Clinical Research Directory

Inclusion Criteria: * Diagnosis of primary esophageal adenocarcinoma or squamous cell carcinoma (cT1b-4a,N0-3,M0) in the mid or distal esophagus or at the level of the gastro-esophageal junction scheduled for undergoing transthoracic esophagectomy with curative intent or for esophageal reconstruction with a gastric or jejunal interposition * Age ≥ 18 years, * Able to give written informed consent.

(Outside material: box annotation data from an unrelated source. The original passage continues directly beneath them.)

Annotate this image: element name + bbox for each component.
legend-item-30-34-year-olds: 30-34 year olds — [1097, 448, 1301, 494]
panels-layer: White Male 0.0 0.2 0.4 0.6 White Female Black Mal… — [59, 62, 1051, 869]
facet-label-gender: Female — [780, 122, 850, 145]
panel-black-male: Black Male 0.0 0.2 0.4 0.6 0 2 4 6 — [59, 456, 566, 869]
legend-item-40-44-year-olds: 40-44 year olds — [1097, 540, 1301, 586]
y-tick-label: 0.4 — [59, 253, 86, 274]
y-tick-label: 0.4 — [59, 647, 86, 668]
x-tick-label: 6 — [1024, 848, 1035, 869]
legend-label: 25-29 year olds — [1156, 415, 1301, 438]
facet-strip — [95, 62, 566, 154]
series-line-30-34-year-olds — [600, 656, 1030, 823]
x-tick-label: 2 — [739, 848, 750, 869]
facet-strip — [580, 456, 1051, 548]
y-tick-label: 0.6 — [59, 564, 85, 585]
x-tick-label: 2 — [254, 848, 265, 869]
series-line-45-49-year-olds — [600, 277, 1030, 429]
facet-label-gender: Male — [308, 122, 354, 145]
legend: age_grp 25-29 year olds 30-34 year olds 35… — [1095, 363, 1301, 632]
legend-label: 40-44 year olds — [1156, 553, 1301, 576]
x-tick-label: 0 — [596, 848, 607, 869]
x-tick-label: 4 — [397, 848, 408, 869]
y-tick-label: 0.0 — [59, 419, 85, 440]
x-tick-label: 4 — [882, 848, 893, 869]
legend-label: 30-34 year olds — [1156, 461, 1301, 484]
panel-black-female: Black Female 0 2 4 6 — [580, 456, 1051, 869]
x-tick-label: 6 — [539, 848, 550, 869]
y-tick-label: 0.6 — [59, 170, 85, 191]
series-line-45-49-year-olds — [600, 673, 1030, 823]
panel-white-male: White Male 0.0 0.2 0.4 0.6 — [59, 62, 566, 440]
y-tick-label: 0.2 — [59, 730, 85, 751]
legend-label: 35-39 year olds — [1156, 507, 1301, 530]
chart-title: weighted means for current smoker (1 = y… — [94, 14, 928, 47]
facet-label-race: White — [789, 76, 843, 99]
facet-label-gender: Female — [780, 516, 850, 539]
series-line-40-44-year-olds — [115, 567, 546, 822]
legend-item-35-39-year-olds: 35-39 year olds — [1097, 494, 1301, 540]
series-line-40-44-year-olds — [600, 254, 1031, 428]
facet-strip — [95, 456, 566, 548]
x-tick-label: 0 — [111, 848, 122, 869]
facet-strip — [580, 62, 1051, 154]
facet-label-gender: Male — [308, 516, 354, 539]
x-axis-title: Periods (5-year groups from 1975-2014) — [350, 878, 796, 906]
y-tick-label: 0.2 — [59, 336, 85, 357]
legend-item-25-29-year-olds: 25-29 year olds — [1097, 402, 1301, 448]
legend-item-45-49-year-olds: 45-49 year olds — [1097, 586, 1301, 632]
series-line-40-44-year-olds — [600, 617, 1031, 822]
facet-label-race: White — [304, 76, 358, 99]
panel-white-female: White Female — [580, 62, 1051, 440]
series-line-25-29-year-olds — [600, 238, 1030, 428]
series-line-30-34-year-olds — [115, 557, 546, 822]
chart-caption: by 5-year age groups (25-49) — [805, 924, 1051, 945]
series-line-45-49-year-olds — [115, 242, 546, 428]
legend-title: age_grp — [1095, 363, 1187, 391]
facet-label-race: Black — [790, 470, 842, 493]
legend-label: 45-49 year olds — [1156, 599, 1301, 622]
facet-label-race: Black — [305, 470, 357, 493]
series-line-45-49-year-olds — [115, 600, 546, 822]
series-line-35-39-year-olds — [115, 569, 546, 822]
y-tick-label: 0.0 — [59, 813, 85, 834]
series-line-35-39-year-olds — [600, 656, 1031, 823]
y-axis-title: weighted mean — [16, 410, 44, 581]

Exclusion Criteria: * Patients planned for rescue surgery, * Patients planned for colonic interposition, * Known or suspected pregnancy, * Patients who have undergone upper GI surgery within 30 days before randomization, * Unable to understand the study information, study instructions and give informed consent. * Patients enrolled in a trial that would interact with the intervention * Patients with a known allergy, sensitivity, or interaction to investigational medicinal product. * Patients with known/documented colonization of Enterobacteriaceae and or Pseudomonas Aeruginosa that are resistant to both tobramycin/gentamicin and to carbapenem antibiotics * Patients undergoing CVVH. * Patients with documented chronic renal failure (GFR \< 15 mls/min) or who are on chronic intermittent hemo- or peritoneal dialysis, * Women of childbearing potential at risk of pregnancy, not using adequate contraception, * Patients with the inability to swallow the SDD * Patients with pre-existing degenerative neuromuscular diseases like, but not limited to, myasthenia gravis or Parkinson disease).